Introduction. The treatment of Plasmodium falciparum malaria requires a safe and effective therapeutic treatment regimen, which in turn has high impact on the transmission. In 2006, an artesunate (AS)-mefloquine (MQ) treatment program was implemented in Antioquia. In addition, primaquine (PQ) was added to eliminate malaria gametocytes in the bloodstream. Objective. The efficacy and gametocytocidal activity was evaluated for two treatment regimens, AS-MQ-PQ and AS-MQ, in patients with uncomplicated P. falciparum malaria. Materials and methods.

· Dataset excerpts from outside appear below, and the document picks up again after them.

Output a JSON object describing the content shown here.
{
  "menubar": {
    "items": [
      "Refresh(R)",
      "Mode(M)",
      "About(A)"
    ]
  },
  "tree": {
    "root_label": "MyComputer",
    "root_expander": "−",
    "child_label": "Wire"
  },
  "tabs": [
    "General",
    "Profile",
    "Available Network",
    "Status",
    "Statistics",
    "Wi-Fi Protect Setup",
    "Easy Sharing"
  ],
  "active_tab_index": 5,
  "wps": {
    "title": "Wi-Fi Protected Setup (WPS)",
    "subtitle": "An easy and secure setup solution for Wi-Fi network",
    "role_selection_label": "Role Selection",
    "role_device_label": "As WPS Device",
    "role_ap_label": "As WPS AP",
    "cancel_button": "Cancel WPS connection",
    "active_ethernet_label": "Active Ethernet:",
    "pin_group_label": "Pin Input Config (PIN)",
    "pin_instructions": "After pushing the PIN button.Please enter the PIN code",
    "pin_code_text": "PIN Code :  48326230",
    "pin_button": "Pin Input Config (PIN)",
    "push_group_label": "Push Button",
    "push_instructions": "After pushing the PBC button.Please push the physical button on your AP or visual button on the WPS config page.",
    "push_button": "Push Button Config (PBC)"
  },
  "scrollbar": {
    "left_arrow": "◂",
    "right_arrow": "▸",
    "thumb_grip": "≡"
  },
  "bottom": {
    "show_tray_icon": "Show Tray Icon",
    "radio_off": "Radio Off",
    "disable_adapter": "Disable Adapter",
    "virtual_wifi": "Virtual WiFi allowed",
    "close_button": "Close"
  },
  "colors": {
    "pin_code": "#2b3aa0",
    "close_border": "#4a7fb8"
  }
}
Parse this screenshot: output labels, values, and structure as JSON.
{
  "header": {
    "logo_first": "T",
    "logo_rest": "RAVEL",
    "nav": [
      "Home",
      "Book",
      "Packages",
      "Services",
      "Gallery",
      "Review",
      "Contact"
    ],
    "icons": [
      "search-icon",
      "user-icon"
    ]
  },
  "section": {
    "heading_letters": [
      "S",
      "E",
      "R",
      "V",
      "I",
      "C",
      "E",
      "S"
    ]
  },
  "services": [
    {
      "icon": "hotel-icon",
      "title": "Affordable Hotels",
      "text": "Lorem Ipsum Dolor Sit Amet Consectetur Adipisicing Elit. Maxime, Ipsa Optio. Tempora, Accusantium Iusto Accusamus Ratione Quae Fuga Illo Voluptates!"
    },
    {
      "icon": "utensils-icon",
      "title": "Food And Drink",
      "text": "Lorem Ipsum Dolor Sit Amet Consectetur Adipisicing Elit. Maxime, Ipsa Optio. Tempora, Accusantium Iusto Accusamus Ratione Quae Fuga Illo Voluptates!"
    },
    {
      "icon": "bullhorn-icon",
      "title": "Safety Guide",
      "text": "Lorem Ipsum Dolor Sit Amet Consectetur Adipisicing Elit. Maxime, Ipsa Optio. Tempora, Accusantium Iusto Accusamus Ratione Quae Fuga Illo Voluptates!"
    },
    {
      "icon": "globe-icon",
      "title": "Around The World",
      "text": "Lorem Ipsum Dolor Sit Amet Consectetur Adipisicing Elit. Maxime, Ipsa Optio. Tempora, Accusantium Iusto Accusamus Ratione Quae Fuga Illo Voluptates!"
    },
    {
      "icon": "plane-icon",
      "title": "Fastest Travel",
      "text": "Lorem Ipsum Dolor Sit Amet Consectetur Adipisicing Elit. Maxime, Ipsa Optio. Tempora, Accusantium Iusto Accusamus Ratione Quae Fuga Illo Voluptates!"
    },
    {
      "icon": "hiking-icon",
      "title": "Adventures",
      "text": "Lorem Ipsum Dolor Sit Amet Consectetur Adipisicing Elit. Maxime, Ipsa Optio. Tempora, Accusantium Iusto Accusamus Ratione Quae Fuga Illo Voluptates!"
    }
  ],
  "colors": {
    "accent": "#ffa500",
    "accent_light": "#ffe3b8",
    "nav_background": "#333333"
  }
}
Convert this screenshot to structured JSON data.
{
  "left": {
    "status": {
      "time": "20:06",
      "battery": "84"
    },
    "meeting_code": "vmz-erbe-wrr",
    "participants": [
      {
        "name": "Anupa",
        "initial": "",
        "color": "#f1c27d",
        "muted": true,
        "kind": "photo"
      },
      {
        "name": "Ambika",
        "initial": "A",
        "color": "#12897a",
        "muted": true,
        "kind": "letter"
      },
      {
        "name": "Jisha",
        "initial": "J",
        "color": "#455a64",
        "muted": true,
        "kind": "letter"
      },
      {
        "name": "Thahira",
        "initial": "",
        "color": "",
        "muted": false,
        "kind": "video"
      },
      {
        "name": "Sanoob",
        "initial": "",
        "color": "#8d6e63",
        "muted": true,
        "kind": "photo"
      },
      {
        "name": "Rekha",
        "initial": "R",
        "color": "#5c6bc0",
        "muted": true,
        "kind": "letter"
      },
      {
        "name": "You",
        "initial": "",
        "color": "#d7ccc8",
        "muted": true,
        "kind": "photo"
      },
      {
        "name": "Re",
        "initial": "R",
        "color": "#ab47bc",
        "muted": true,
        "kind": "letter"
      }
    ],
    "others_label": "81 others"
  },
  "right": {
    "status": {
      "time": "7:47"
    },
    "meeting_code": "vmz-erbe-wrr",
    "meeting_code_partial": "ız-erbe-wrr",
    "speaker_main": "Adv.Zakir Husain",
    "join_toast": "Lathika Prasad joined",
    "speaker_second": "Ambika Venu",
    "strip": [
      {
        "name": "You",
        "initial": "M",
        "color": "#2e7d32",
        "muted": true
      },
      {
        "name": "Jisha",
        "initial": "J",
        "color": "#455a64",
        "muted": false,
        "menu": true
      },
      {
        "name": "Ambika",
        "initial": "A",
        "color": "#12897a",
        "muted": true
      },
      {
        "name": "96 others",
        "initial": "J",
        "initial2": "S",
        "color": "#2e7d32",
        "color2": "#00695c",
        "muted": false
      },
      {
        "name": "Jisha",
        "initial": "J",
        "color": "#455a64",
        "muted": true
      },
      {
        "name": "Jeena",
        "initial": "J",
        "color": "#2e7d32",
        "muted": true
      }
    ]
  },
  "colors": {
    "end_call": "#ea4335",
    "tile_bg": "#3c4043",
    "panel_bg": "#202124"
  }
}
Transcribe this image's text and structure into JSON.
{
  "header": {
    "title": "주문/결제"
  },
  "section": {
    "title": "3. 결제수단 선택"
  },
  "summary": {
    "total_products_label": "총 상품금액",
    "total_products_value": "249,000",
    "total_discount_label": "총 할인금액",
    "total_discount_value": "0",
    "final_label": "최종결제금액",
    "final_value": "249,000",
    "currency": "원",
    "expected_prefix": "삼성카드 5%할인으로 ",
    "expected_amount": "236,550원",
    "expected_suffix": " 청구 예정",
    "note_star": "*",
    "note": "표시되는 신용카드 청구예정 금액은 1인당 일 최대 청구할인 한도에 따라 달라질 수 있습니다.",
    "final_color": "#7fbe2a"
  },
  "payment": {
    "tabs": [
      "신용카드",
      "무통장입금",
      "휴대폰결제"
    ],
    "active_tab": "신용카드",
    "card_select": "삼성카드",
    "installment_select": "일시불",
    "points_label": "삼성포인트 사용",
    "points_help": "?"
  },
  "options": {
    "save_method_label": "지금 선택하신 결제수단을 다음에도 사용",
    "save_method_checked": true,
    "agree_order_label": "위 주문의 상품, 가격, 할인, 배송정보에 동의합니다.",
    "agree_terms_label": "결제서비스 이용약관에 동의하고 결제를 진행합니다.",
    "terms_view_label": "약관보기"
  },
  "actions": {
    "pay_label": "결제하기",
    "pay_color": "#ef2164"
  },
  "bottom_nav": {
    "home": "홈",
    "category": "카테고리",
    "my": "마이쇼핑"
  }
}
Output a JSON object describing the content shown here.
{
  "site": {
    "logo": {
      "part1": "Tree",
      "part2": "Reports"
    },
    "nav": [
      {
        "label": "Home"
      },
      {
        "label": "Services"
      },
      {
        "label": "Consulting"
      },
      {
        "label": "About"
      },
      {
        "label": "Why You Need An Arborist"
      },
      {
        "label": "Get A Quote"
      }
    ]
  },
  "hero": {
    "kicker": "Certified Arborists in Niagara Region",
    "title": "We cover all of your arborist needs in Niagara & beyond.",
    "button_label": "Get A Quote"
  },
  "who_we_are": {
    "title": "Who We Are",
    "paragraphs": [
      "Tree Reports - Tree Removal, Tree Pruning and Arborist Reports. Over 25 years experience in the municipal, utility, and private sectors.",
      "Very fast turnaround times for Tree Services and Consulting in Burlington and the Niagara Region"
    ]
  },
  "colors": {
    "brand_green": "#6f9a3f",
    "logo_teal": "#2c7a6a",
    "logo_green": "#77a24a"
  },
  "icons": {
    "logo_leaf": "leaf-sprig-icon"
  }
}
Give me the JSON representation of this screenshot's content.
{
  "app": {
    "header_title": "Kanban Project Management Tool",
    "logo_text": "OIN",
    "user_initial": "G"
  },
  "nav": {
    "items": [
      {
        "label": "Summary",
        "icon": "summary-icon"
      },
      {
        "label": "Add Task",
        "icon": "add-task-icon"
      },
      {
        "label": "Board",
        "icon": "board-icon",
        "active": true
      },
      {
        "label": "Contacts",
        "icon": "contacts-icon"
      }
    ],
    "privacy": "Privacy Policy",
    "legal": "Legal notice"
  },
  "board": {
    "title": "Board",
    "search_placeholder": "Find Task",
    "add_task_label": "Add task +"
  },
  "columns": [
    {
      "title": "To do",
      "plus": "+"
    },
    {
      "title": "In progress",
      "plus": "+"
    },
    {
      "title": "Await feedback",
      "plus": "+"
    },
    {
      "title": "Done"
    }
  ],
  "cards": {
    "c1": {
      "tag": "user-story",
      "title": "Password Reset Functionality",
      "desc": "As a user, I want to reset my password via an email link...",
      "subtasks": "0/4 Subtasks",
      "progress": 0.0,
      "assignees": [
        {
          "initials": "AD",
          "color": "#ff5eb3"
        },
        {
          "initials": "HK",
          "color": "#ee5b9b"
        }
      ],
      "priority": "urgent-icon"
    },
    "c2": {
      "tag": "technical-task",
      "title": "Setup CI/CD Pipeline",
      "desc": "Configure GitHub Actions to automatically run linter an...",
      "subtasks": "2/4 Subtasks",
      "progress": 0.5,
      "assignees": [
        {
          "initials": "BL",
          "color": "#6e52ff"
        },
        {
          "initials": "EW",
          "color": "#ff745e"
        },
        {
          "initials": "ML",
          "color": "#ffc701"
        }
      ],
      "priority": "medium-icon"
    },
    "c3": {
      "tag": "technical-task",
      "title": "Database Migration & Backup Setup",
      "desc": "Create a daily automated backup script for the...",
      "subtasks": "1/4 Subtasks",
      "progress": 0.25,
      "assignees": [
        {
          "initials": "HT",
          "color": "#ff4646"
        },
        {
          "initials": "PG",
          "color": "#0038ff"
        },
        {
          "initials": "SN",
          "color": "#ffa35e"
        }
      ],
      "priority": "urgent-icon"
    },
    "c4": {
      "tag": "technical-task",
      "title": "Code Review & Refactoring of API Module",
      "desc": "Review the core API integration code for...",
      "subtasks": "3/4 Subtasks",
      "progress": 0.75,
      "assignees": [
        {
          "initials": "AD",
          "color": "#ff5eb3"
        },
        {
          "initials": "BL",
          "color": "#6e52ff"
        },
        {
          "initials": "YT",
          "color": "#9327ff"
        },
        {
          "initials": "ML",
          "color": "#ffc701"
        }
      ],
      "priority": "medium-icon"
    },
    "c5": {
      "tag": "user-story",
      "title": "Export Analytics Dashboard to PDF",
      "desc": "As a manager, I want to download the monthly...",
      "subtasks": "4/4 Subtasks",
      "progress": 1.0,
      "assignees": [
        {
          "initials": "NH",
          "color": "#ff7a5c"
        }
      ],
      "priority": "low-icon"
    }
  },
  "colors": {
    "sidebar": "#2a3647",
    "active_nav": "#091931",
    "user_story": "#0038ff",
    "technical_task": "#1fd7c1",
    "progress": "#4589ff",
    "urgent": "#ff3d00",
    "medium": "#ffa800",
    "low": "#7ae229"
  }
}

Between April 2007 and February 2008, 50 patients were recruited for the trial in Turbo, Antioquia. A randomized clinical trial was conducted. Treatment compliance was supervised, with a clinical and parasitological assessment on days 1, 2, 3, 7, 14, 21, 28, 35, and 42 to evaluate response rate according to the WHO 2003 protocol. Results. Clinical response and parasite elimination efficacy of AS-MQ (with or without PQ) was 100% (95% CI 86.3%-100%), and parasitemia and fever were absent on day 3 of treatment in all patients. Gametocyte elimination was superior when PQ was used--92% (95% CI: 74%-99%) of patients who received PQ had no gametocytes on day 3, compared to 78.3% (95% CI: 59%-93%) of patients who only received AS-MQ. Furthermore, circulating gametocytes were eliminated on average one week faster when the AS-MQ-PQ treatment scheme was used compared to the scheme without PQ. Conclusion. These studies recommend the use of AS-MQ to treat P. falciparum malaria given its good therapeutic efficacy. However, further assessment is suggested concerning the benefit of adding PQ to this treatment scheme.